“Hunger Games” a haunting meal


Elizabeth Banks and Jennifer Lawrence

A scream rings out over the heads of a silent crowd. A slight young girl is pulled from her sister’s arms and carried away as the young woman turns to face her fate.

There are many haunting scenes to be witnessed in the newly released movie, “The Hunger Games,” an adaptation of the first of three novels by Suzanne Collins. The story takes place in a post-apocalyptic society called Panem, a union of 12 districts controlled by a central power, known as the Capitol.

To keep the citizens of Panem from rebelling against them, the Capitol hosts the annual Hunger Games. A boy and a girl from each district are forced to be tributes and participate in the games. In a televised event, 24 children enter an arena full of deadly surprises. Only one is allowed to leave.

Gary Ross could be considered an odd choice to direct this dark film, given his history in directing lighter films like “Pleasantville” and “Seabiscuit.” Fans of the book worried Ross would not capture the essence of the harsh action and horror in the original story. However, Ross did a fine job translating the emotions from the page to the screen.

The book was written in the first person, so some of the back-story and a few facts had to be introduced in a way that would make sense to the movie audience. While the storyline may perhaps be clearer to those who have read the book, Ross and screenwriter Billy Ray made an accurate transition from the page to the screen.

The main protagonist in the movie is the tribute from the coal-mining District 12, Katniss Everdeen (Jennifer Lawrence). When her younger sister, Prim (Willow Shields), is chosen as the female tribute for District 12, Katniss volunteers to be a tribute in her place.

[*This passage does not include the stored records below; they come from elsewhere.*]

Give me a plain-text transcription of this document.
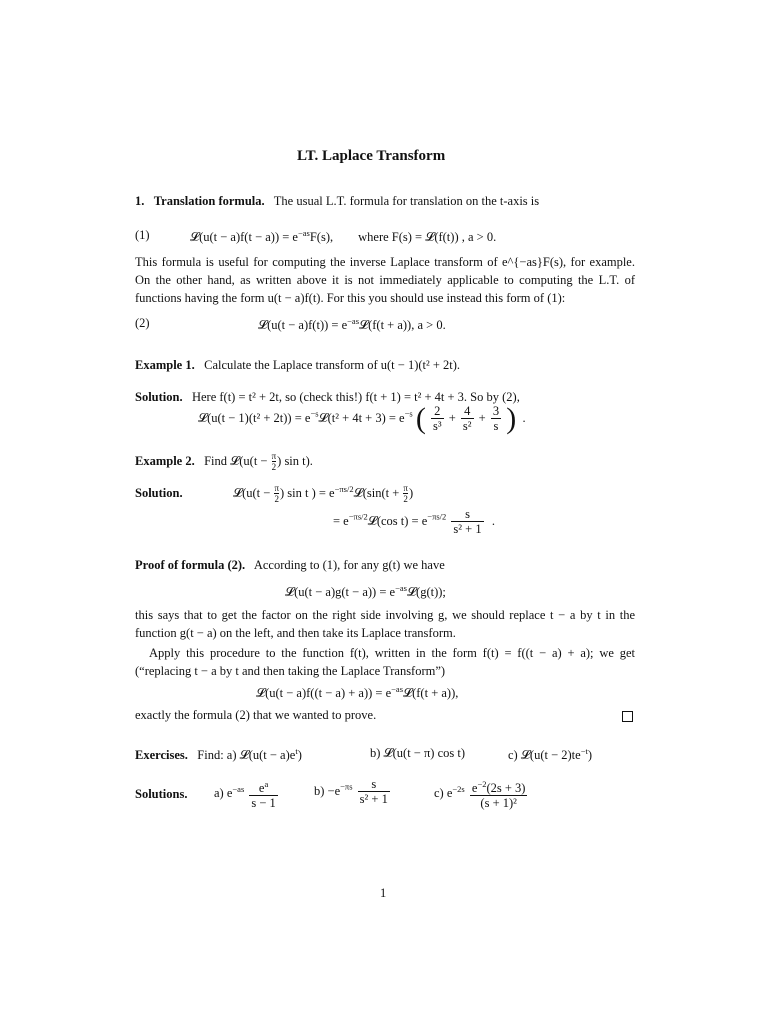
LT. Laplace Transform
1. Translation formula. The usual L.T. formula for translation on the t-axis is
(1)	𝓛(u(t − $a)f(t - a)) = e^{-as}F(s)$, where F(s) = 𝓛(f(t)) , a > 0.
This formula is useful for computing the inverse Laplace transform of e^{−as}F(s), for example. On the other hand, as written above it is not immediately applicable to computing the L.T. of functions having the form u(t − a)f(t). For this you should use instead this form of (1):
(2)	𝓛(u(t − $a)f(t)) = e^{-as}𝓛(f(t + a))$, a > 0.
Example 1. Calculate the Laplace transform of u(t − 1)(t² + 2t).
Solution. Here f(t) = t² + 2t, so (check this!) f(t + 1) = t² + 4t + 3. So by (2),
𝓛(u(t − $1)(t^2 + 2t)) = e^{-s}𝓛(t^2 + 4t + 3) = e^{-s}$ ( $\frac{2}{\text{s³}} + \frac{4}{\text{s²}} + \frac{3}{s}$ )  .
Example 2. Find 𝓛(u(t − $\frac{\pi}{2}$ ) sin t).
Solution.	𝓛(u(t − $\frac{\pi}{2}$ ) sin t ) = $e^{-\pi s/2}𝓛(\sin(t + \frac{\pi}{2}$ )
= $e^{-\pi s/2}𝓛(\cos$ $t) = e^{-\pi s/2} \frac{s}{\text{s² + 1}}$ .
Proof of formula (2). According to (1), for any g(t) we have
𝓛(u(t − $a)g(t - a)) = e^{-as}𝓛(g(t))$;
this says that to get the factor on the right side involving g, we should replace t − a by t in the function g(t − a) on the left, and then take its Laplace transform.
Apply this procedure to the function f(t), written in the form f(t) = f((t − a) + a); we get (“replacing t − a by t and then taking the Laplace Transform”)
𝓛(u(t − $a)f((t - a) + a)) = e^{-as}𝓛(f(t + a))$,
exactly the formula (2) that we wanted to prove.
Exercises. Find: a) 𝓛(u(t − $a)e^t$)	b) 𝓛(u(t − π) cos t)	c) 𝓛(u(t − $2)te^{-t}$)
Solutions. a) $e^{-as} \frac{e^a}{s - 1}$	$b) -e^{-\pi s} \frac{s}{\text{s² + 1}}$	c) $e^{-2s} \frac{e^{-2}(2s + 3)}{\text{(s + 1)²}}$
1
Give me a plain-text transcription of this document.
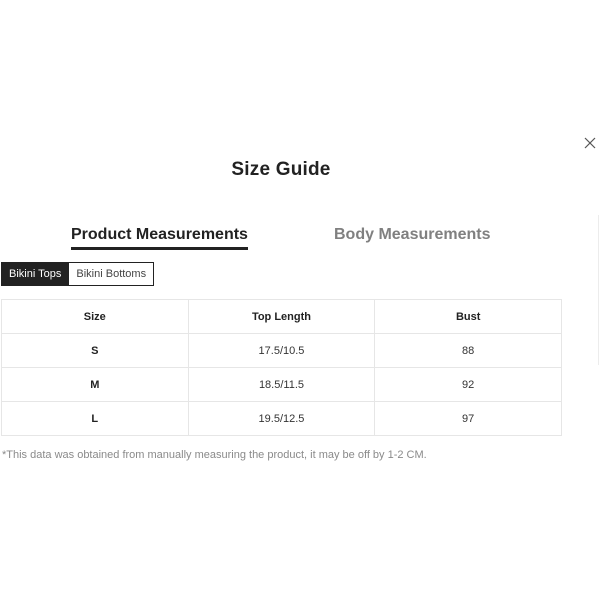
Size Guide
Product Measurements	Body Measurements
Bikini Tops	Bikini Bottoms
Size	Top Length	Bust
S	17.5/10.5	88
M	18.5/11.5	92
L	19.5/12.5	97
*This data was obtained from manually measuring the product, it may be off by 1-2 CM.
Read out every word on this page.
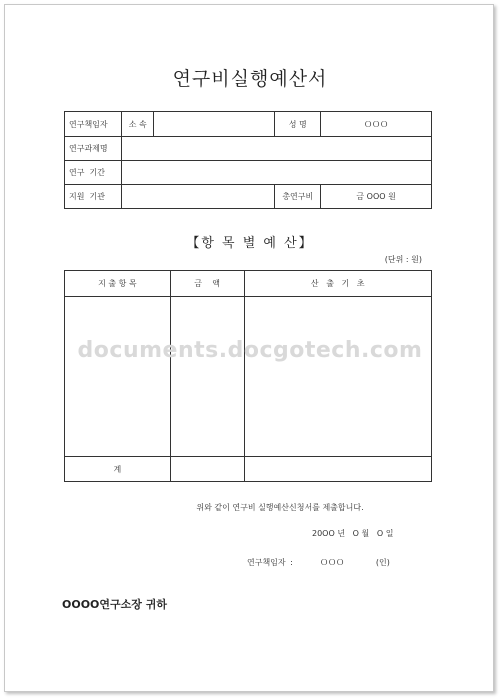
연구비실행예산서
연구책임자	소 속		성 명	ＯＯＯ
연구과제명				
연구  기간				
지원  기관			총연구비	금 OOO 원
【항 목 별 예 산】
(단위 : 원)
지 출 항 목	금    액	산   출   기   초

계		
documents.docgotech.com
위와 같이 연구비 실행예산신청서를 제출합니다.
20OO 년   O 월   O 일
연구책임자 :      ＯＯＯ       (인)
OOOO연구소장 귀하
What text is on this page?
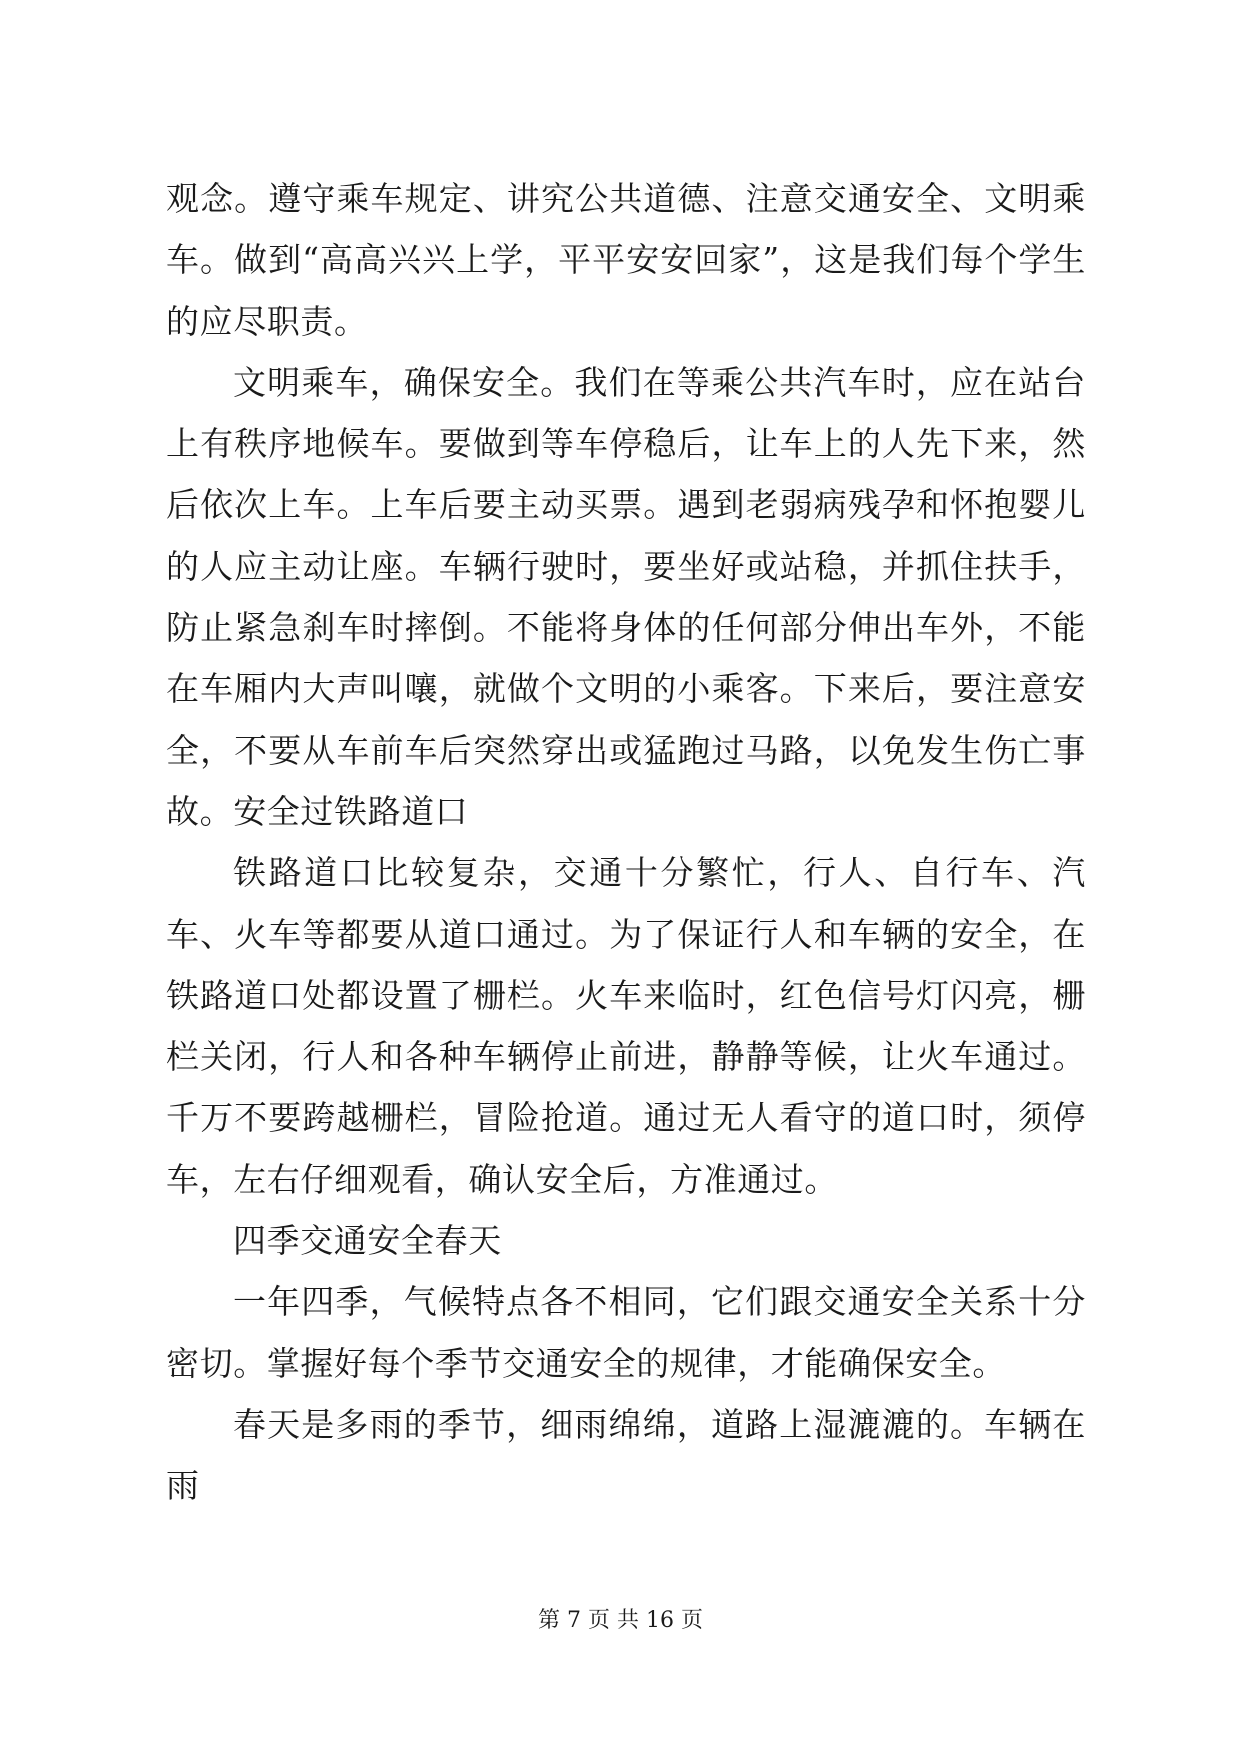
观念。遵守乘车规定、讲究公共道德、注意交通安全、文明乘车。做到“高高兴兴上学，平平安安回家”，这是我们每个学生的应尽职责。

文明乘车，确保安全。我们在等乘公共汽车时，应在站台上有秩序地候车。要做到等车停稳后，让车上的人先下来，然后依次上车。上车后要主动买票。遇到老弱病残孕和怀抱婴儿的人应主动让座。车辆行驶时，要坐好或站稳，并抓住扶手，防止紧急刹车时摔倒。不能将身体的任何部分伸出车外，不能在车厢内大声叫嚷，就做个文明的小乘客。下来后，要注意安全，不要从车前车后突然穿出或猛跑过马路，以免发生伤亡事故。安全过铁路道口

铁路道口比较复杂，交通十分繁忙，行人、自行车、汽车、火车等都要从道口通过。为了保证行人和车辆的安全，在铁路道口处都设置了栅栏。火车来临时，红色信号灯闪亮，栅栏关闭，行人和各种车辆停止前进，静静等候，让火车通过。千万不要跨越栅栏，冒险抢道。通过无人看守的道口时，须停车，左右仔细观看，确认安全后，方准通过。

四季交通安全春天

一年四季，气候特点各不相同，它们跟交通安全关系十分密切。掌握好每个季节交通安全的规律，才能确保安全。

春天是多雨的季节，细雨绵绵，道路上湿漉漉的。车辆在雨

第 7 页 共 16 页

While perhaps too beautiful and well fed, in terms of attitude Jennifer Lawrence is Katniss. Reminiscent of the character of Ree, whom she played in Winter’s Bone, Lawrence plays a girl who is both gentle and maternal and yet has a tough side that shuns the need for help.

The other younger protagonist is Katniss’s fellow tribute from District 12, Peeta Mellark, played by Josh Hutcherson. Peeta is the baker’s son, worlds apart from the coal-mining world Katniss lives in. Despite this, there is a sense of history between the two of them that gives the view a hint of something more to come. Hutcherson does a very good job at portraying the gentle nature and kindness of Peeta.

Viewers may recognize Donald Sutherland in his role as President Snow, the ruler of Panem. At almost 77, Sutherland is a man of numerous achievements. His portrayal of the cold, threatening president is spot on and causes shivers down viewers’ spines, although he is perhaps more present throughout the film than his character was in the book.

A couple of other noticeable names are Stanley Tucci and Woody Harrelson.

Tucci plays the colorful and sickeningly cheerful Hunger Games television host, Caesar Flickerman. Decked out in sparkling clothes and topped by a shock of bright blue hair, Tucci as Flickerman amuses viewers, while at the same time inciting the urge to punch him right in his over-bright smile.

Woody Harrelson plays Haymitch Abernathy, the perpetually drunk mentor to the District 12 tributes. Harrelson is wonderfully sarcastic and fatalistic, although fans of the book may see Harrelson as too put together to play Haymitch. Despite this, Harrelson fits in well with the big screen version of this story.

The director of photography for “The Hunger Games,” also deserves mention. Tom Stern is best known for his work on many of Clint Eastwood’s films, and he captures the scenery well. From the stark misery of District 12 to the Hunger Games arena, Stern captures the surroundings from the book and brings them to life.

Also captured by the camera is the sense of what the tributes are going through. Some may find the sudden jerks and juddering of the camera a little off-putting, however, it gives the audience an idea of what it would actually be like to run for their lives.

One aspect of the film measured up to and surpassed the book. When reading “The Hunger Games,” you know that the people being killed are children. However, reading about the events in the book is different than watching them play out on screen. Viewers are suddenly aware of the youth of the people killing and being killed, and it makes for a very different perspective.

“The Hunger Games” is a book loved by millions of people, and the movie does it justice. For those who have not read the story, they may want to after watching it. Viewers will fall in love, for the first time or all over again, with the strong willed Katniss and the kind Peeta. Filled with action, heartbreaking choices, and a wonderful cast, it is a movie worth a trip to the theaters.